Clayton Kalum, Vallejo Andres F, Davies James, Sirvent Sofia, Polak Marta E
Systems Immmunology Group, Clinical and Experimental Sciences, Sir Henry Wellcome Laboratories, Faculty of Medicine, University of Southampton, Southampton, United Kingdom.
Front Immunol. 2017 Nov 29;8:1676. doi: 10.3389/fimmu.2017.01676. eCollection 2017.
Langerhans cells (LCs) reside in the epidermis as a dense network of immune system sentinels. These cells determine the appropriate adaptive immune response (inflammation or tolerance) by interpreting the microenvironmental context in which they encounter foreign substances. In a normal physiological, "non-dangerous" situation, LCs coordinate a continuous state of immune tolerance, preventing unnecessary and harmful immune activation. Conversely, when they sense a danger signal, for example during infection or when the physical integrity of skin has been compromised as a result of a trauma, they instruct T lymphocytes of the adaptive immune system to mount efficient effector responses. Recent advances investigating the molecular mechanisms underpinning the cross talk between LCs and the epidermal microenvironment reveal its importance for programming LC biology. This review summarizes the novel findings describing LC origin and function through the analysis of the transcriptomic programs and gene regulatory networks (GRNs). Review and meta-analysis of publicly available datasets clearly delineates LCs as distinct from both conventional dendritic cells (DCs) and macrophages, suggesting a primary role for the epidermal microenvironment in programming LC biology. This concept is further supported by the analysis of the effect of epidermal pro-inflammatory signals, regulating key GRNs in human and murine LCs. Applying whole transcriptome analyses and analysis has advanced our understanding of how LCs receive, integrate, and process signals from the steady-state and diseased epidermis. Interestingly, in homeostasis and under immunological stress, the molecular network in LCs remains relatively stable, reflecting a key evolutionary need related to tissue localization. Importantly, to fulfill their key role in orchestrating antiviral adaptive immune responses, LC share specific transcriptomic modules with other DC types able to cross-present antigens to cytotoxic CD8 T cells, pointing to a possible evolutionary convergence mechanism. With the development of more advanced technologies allowing delineation of the molecular networks at the level of chromatin organization, histone modifications, protein translation, and phosphorylation, future "omics" investigations will bring in-depth understanding of the complex molecular mechanisms underpinning human LC biology.

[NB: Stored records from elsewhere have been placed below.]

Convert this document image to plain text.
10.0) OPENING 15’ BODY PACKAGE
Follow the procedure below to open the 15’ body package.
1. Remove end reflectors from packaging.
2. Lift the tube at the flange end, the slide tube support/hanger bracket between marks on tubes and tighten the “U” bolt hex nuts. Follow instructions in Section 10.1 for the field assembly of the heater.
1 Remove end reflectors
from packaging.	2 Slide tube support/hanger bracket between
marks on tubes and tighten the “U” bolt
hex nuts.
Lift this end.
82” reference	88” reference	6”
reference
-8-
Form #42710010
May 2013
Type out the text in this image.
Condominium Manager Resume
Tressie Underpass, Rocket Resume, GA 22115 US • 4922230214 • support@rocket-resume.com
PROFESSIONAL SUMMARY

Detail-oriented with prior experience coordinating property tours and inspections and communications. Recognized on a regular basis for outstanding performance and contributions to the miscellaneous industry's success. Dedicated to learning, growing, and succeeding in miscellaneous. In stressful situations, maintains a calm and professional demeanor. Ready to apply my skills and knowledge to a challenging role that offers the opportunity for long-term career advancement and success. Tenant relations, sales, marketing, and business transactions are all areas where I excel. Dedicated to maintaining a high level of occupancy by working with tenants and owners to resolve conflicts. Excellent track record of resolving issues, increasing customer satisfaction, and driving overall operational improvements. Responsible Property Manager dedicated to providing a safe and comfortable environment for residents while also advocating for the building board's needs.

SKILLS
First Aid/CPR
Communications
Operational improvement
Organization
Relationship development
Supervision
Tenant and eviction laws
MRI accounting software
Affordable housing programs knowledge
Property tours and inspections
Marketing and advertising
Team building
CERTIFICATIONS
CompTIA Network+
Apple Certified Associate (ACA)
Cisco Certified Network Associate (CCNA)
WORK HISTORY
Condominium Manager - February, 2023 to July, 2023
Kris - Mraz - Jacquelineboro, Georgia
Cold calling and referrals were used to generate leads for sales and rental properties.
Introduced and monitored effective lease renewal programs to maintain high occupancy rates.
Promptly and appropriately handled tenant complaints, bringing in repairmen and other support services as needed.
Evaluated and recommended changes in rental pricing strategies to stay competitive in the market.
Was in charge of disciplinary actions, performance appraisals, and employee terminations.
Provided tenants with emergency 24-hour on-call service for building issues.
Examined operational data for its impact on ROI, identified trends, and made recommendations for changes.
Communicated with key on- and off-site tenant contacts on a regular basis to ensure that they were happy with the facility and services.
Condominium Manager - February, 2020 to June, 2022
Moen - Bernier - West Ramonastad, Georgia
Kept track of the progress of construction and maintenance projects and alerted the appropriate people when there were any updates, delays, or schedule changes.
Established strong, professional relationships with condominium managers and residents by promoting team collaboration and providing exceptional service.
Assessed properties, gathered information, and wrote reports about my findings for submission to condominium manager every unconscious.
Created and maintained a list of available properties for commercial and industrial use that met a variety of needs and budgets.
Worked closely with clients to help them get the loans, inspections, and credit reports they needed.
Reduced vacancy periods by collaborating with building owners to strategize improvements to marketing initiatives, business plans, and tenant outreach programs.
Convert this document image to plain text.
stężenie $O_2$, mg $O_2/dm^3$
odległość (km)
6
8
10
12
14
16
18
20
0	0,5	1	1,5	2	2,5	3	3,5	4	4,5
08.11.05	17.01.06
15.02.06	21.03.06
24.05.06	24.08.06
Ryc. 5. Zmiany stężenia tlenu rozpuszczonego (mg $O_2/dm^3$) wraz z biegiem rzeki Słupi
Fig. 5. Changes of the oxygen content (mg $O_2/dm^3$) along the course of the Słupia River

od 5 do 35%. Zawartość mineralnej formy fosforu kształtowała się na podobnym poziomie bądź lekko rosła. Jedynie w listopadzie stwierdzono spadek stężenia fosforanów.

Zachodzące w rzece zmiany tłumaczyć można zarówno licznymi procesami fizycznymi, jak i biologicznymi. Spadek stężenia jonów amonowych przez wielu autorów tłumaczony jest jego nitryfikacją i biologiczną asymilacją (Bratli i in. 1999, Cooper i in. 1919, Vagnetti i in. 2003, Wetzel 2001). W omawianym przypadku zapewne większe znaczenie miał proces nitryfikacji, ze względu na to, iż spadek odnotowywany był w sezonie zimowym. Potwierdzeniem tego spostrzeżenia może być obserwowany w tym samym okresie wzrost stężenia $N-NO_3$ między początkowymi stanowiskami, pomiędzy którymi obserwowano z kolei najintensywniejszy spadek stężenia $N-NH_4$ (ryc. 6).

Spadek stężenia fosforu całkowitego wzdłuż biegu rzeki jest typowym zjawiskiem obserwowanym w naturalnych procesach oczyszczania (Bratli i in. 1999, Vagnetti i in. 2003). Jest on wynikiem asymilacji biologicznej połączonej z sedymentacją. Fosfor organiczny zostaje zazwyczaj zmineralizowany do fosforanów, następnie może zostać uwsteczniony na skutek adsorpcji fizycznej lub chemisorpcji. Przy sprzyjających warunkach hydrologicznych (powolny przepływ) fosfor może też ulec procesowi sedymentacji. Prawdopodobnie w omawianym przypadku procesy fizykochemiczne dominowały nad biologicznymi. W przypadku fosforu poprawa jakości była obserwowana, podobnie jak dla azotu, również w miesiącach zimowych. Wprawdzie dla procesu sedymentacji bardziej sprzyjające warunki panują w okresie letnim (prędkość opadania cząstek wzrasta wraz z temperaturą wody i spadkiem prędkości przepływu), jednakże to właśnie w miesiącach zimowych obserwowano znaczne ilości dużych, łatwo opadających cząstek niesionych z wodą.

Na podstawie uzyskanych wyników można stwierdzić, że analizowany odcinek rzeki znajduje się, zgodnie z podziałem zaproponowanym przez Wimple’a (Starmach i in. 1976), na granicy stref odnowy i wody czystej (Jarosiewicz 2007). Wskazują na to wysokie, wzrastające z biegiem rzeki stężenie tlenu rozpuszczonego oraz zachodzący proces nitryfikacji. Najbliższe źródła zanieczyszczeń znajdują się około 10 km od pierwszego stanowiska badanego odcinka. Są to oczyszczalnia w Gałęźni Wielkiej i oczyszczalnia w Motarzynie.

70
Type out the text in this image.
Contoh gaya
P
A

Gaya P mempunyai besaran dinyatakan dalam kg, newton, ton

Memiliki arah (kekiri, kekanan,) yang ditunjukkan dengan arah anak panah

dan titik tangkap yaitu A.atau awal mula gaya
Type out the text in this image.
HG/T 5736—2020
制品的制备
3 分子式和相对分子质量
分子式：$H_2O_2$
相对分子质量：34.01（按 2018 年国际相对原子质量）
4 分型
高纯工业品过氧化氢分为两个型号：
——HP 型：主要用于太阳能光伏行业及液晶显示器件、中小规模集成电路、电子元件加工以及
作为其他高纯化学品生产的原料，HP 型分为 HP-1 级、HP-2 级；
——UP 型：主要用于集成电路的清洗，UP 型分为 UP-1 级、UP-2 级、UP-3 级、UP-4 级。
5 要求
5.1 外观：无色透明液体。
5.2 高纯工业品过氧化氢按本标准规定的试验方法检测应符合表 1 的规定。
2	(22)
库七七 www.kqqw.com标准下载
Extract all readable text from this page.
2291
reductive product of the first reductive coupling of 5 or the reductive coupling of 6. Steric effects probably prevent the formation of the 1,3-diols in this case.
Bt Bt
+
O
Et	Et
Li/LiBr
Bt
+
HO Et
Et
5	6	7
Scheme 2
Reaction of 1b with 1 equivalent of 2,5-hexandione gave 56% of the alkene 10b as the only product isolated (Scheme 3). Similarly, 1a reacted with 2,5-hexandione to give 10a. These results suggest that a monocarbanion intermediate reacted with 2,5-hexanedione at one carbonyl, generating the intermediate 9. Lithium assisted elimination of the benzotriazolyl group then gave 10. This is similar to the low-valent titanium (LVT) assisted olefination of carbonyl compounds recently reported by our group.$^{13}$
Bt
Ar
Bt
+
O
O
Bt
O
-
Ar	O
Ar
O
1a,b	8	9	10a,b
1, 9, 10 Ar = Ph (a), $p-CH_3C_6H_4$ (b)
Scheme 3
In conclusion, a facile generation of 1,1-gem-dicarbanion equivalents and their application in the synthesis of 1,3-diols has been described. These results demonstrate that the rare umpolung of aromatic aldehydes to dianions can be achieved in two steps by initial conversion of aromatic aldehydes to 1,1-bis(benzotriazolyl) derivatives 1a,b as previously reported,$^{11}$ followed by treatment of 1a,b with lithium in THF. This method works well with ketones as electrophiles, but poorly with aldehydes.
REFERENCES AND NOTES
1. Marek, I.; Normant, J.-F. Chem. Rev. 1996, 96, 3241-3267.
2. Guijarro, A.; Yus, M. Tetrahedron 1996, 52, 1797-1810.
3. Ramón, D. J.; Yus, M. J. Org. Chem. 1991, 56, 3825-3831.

朗格汉斯细胞(LCs)作为免疫系统哨兵的密集网络存在于表皮中。这些细胞通过解读它们遇到外来物质的微环境来决定适当的适应性免疫反应(炎症或耐受)。在正常生理的“无危险”情况下,LCs协调免疫耐受的持续状态,防止不必要和有害的免疫激活。相反,当它们感知到危险信号时,例如在感染期间或皮肤因创伤而物理完整性受损时,它们会指示适应性免疫系统的T淋巴细胞做出有效的效应反应。最近对LCs与表皮微环境之间相互作用的分子机制的研究进展揭示了其对LC生物学编程的重要性。本综述通过分析转录组程序和基因调控网络(GRNs)总结了描述LC起源和功能的新发现。对公开可用数据集的综述和荟萃分析清楚地将LCs与传统树突状细胞(DCs)和巨噬细胞区分开来,表明表皮微环境在LC生物学编程中起主要作用。对调节人和小鼠LCs中关键GRNs的表皮促炎信号作用的分析进一步支持了这一概念。应用全转录组分析推进了我们对LCs如何接收、整合和处理来自稳态和患病表皮的信号的理解。有趣的是,在稳态和免疫应激下,LCs中的分子网络保持相对稳定,反映了与组织定位相关的关键进化需求。重要的是,为了在协调抗病毒适应性免疫反应中发挥关键作用,LCs与其他能够将抗原交叉呈递给细胞毒性CD8 T细胞的DC类型共享特定的转录组模块,这指向了一种可能的进化趋同机制。随着更先进技术的发展,能够在染色质组织、组蛋白修饰、蛋白质翻译和磷酸化水平描绘分子网络,未来的“组学”研究将深入了解支撑人类LC生物学的复杂分子机制。